The official Alumni Weekend program started only three years ago and Medwid and her colleagues are still working to create a culture around the weekend. But if the early results are any indication, their efforts are paying off: The number of events doubled this year to 120 and drew more than 2,000 alumni back to campus—up from 1,500 in 2007.
Q: What are the biggest challenges of your job?
A: One big challenge we face is bringing “older” alumni back to campus for Alumni Weekend. The younger classes—those celebrating their five- and 10-year reunions—have more of a class identity, feel a real tie to GW, and are willing and eager to come back. For the earlier classes, the University was a commuter school and students didn’t spend a lot of time on campus and therefore don’t have the same connection to their schools or the University.
Q: What’s Alumni Weekend like?
A: It’s a lot of fun! It’s wonderful to see old friends and classmates reconnect and share stories—to see them have a good time, talk about memories, and run into people they didn’t expect to see. We had a “Back to Thurston” event and alumni were describing how memories came flooding back when they saw their old dorm rooms! It’s great to be a part of that.
Q: If you could be anywhere in the world right now, where would you be?
A: One thing I miss since college is being surrounded by friends. Today, my friends are scattered across the world. So I wouldn’t want to be in any one special geographical location, but I would love to be in the same place as my friends and my family and be able to see them regularly.
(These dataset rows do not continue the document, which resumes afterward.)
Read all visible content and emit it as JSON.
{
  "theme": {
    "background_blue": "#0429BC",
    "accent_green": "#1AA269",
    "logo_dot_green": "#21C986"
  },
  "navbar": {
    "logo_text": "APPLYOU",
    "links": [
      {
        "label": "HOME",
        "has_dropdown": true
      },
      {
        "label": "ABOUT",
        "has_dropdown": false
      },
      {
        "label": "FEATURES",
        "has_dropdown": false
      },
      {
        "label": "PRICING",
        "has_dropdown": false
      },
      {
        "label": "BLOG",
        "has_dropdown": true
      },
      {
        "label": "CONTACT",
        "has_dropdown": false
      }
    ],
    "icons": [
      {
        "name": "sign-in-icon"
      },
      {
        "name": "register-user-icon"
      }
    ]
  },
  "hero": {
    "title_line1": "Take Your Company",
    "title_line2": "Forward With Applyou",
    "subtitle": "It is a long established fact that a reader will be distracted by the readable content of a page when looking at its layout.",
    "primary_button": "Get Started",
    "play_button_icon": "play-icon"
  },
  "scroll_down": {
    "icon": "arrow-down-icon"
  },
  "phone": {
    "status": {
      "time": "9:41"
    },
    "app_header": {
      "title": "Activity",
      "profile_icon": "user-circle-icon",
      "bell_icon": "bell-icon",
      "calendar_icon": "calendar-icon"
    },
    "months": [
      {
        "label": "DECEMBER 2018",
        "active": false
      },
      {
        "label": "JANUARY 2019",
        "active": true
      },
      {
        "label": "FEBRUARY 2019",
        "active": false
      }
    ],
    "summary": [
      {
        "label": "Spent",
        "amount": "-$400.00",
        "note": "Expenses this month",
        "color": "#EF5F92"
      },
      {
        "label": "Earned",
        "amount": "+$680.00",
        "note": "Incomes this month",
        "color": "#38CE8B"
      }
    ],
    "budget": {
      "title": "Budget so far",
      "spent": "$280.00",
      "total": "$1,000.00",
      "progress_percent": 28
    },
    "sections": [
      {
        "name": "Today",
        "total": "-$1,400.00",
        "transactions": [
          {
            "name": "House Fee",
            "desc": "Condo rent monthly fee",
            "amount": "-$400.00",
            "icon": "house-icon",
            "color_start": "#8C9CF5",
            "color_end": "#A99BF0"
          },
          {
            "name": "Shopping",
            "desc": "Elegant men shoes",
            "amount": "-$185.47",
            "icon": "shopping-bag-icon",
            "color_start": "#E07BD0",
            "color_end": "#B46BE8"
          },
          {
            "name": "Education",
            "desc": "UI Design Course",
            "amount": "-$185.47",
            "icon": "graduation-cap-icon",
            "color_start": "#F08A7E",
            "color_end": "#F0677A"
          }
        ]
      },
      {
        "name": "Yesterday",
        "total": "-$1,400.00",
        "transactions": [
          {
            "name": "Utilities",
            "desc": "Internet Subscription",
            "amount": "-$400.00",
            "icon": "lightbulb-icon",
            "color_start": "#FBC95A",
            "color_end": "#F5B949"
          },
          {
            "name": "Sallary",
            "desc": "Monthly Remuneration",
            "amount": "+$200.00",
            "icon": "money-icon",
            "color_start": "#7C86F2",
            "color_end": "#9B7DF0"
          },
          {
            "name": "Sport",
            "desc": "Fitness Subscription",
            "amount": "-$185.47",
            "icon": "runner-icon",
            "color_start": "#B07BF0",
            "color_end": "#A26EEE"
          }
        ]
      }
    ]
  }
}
Q: What is the last book you read?
A: David Sedaris’ latest book When You Are Engulfed in Flames. I like all his books. Right now I’m reading Run by Ann Patchett for my book club. I also love reading Barbara Kingsolver and Toni Morrison.
Q: What is your greatest fear?
A: Failure. I’ve always been an overachiever, and I don’t want to let people down. I’m also terrified of public speaking, but my job is helping me face that fear.
Q: What do you like to do for fun?
A: I like to go out with my friends. Most people in alumni relations are around the same age, and we end up hanging out together a lot after work. Many of us are new to the area so we explore D.C. together. I love the outdoors, hiking, and canoeing. I’m trying to get back into yoga, and I also paint watercolors.
Q: If you were an animal, which one would you be?
A: I would like to be a dolphin because I love the water. And dolphins are intelligent animals and are conscious of what’s going on around them. They also are very playful and social.
Q: What is your favorite memory from childhood?
A: I have lot of good memories from my childhood. Until I was six I lived in Connecticut. My dad was a director of a nature center, and I grew up in a house right on the grounds. There was a maple syrup house, an apple cider house, a greenhouse, trails all around, a big pond, and a little nursery school where I went to school. It was a great place to run around and experience nature. That’s probably where I got my love for the outdoors. It was a wonderful interactive place to grow up.
Q: What do you like the most about the holidays?
A: I like being able to take a break from the usual routine to spend quality time with my friends and family. Sometimes I can get so caught up in my daily life that I forget to pause to be grateful for all that I have, and the holidays bring that back to the forefront.